I know this is metal and most don't like it, but there is a rather large single stroke fill at the beginning of this song. Probably the longest one I can think of that isn't just a blast beat. The whole fill is about 10 seconds long.

 

GetAgrippa

Platinum Member
It is single stroke rolls-that what he's doing on kick to isn't it? I like the music Mr Insane but when the singing starts that where they lose me. I don't pay attention to lyrics but melodically if it doesn't blend it distracts me. No singing I'm digging it. He's ripping it on drums-I really like the fast stuff. I've been practicing fast doubles, triples, and paradiddles on kick and hi hats. Fast doubles are easy but adding that other stroke triplet my speed falls, but I'll get there. The hats really don't like more than two quick notes-seems to bog down at 3 for some reason.
 

Push pull stroke

Platinum Member
If I'm not mistaken, I think the record is just upwards of 1,200 bpm, which I calculate to be 32nd notes @ 150bpm. But you're right in that they are really quiet, and the technique they use looks awkward to me.



It depends on the music, and the player. Billy Cobham has some really fast, clean powerful single stroke rolls... and so do a lot of other drummers.

If I'm not mistaken, I believe that good rudiment drummers are expected to play 32nd notes @ 120bpm, but I'm not sure for how many beats.

Perhaps some other members could chime in with the longest single stroke roll they've seen in a piece of music.
You’re right, they’re over 150 bpm now, my math was wrong.
 

beyondbetrayal

Platinum Member
FYI as a tech death metal drummer most of these songs are counted in 16th notes. My band does most of our stuff between 200-240BPM. I do single strokes for most of the stuff. There are stretches where I blast for 30+ seconds and it is brutally taxing by the end of those songs. I think our longest song was 11 minutes and in the 230 range with a TON of 16ths on the hands and feet. I switched to heel toe for the kick years back because of this.
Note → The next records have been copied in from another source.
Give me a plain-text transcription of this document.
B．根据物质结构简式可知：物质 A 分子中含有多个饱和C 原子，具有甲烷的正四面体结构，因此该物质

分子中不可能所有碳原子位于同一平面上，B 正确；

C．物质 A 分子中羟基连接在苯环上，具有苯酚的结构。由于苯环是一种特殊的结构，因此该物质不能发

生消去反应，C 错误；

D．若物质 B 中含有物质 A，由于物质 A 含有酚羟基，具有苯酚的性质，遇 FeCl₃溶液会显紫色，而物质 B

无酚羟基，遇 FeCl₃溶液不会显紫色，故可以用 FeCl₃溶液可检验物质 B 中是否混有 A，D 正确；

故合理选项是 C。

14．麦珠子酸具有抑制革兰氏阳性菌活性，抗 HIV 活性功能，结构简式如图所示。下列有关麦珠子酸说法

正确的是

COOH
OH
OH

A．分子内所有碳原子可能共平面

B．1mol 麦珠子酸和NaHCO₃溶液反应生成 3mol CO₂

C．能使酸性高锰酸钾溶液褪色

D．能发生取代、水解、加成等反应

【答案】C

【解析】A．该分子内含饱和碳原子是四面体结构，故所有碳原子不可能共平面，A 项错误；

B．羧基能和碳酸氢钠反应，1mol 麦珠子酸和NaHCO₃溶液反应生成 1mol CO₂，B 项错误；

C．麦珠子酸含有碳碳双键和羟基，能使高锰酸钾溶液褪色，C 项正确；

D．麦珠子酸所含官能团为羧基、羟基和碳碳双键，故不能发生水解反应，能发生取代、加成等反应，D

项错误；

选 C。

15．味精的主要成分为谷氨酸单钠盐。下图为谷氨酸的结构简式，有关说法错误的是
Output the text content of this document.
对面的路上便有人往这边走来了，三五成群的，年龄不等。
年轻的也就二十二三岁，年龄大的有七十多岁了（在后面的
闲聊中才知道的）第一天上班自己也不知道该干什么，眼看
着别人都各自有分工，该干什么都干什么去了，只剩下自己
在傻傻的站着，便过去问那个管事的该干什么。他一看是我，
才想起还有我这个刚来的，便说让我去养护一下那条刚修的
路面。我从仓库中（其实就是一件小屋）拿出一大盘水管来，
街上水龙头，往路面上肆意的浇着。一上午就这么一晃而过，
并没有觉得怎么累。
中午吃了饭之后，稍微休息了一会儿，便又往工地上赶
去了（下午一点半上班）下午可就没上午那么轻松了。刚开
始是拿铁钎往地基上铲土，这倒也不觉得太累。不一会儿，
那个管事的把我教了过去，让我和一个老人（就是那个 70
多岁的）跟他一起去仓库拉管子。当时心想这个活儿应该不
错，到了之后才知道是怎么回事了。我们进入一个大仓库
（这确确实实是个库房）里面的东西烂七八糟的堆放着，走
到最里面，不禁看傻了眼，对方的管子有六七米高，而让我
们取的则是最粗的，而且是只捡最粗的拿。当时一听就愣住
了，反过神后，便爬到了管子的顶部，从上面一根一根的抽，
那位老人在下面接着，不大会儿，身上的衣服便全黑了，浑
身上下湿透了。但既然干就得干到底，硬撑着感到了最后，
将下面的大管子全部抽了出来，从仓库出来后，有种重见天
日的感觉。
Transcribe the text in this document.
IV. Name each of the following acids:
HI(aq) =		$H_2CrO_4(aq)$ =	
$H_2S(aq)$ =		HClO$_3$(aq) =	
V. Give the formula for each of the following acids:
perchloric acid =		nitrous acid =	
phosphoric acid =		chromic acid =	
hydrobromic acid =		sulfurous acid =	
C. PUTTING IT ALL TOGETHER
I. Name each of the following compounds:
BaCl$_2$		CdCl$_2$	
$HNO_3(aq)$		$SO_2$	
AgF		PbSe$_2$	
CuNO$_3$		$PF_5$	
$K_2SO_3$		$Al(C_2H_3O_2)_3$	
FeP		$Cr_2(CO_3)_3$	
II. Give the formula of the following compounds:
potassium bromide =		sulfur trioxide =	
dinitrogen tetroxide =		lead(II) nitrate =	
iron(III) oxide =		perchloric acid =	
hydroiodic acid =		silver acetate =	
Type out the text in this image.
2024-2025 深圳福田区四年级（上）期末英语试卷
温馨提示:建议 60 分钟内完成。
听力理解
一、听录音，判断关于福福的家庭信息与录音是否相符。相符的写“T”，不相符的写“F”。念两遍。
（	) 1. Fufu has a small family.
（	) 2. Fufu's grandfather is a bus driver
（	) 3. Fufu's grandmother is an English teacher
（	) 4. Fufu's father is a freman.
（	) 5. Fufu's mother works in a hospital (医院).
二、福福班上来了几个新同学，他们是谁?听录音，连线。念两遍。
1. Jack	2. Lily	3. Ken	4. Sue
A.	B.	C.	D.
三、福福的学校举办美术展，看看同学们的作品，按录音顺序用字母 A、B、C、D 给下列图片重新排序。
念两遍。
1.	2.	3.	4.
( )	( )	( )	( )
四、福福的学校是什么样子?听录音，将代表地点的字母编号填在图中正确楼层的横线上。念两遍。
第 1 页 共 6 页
I see many drummers blasting in the 270 range these days doing 16th singles. You need to use wrist, fingers, rebound, and keep the stick height pretty low.

at 200bpm, 16ths.. or 100BPM 32nd notes I can play for 5 minutes straight doing singles. I can do 10 minutes at 180-190 but I have slacked the last few months and would have to build up my endurance.

the key is to play 10 minutes at a speed you CAN do easy, just bump it up a bpm every day until its hard.. I can't even count how many days my arms felt like rubber after practicing. I use a ton of pad work to do this but it isn't difficult. Just do it watching TV>

It's all about muscle memory and repetition. You HAVE to stay relaxed to play this fast. As soon as you start muscling it out it's game over and you fall apart. That is the issue with most guys playing fast. They play TOO fast TOO quick. When you see the tech death guys playing at 250+ they look like they could be sleeping half the time.
 

Rock Salad

Junior Member
I'm working on mine at 70 bpm. But I am practicing rests too.
How the hell do you internalize the pulse and count at those tempos?
My internal tongue gets twisted up sometimes even just a little faster than this. Obviously I am just beginning.
 

Rock Salad

Junior Member
Right? I do 1/32 doubles sometimes within the 1/16ths at 70 bpm, but even that is only like half the speed these guys are talking about. I can conceive doing 1/64ths at this tempo as groups, but I can't even imagine doubling the tempo itself.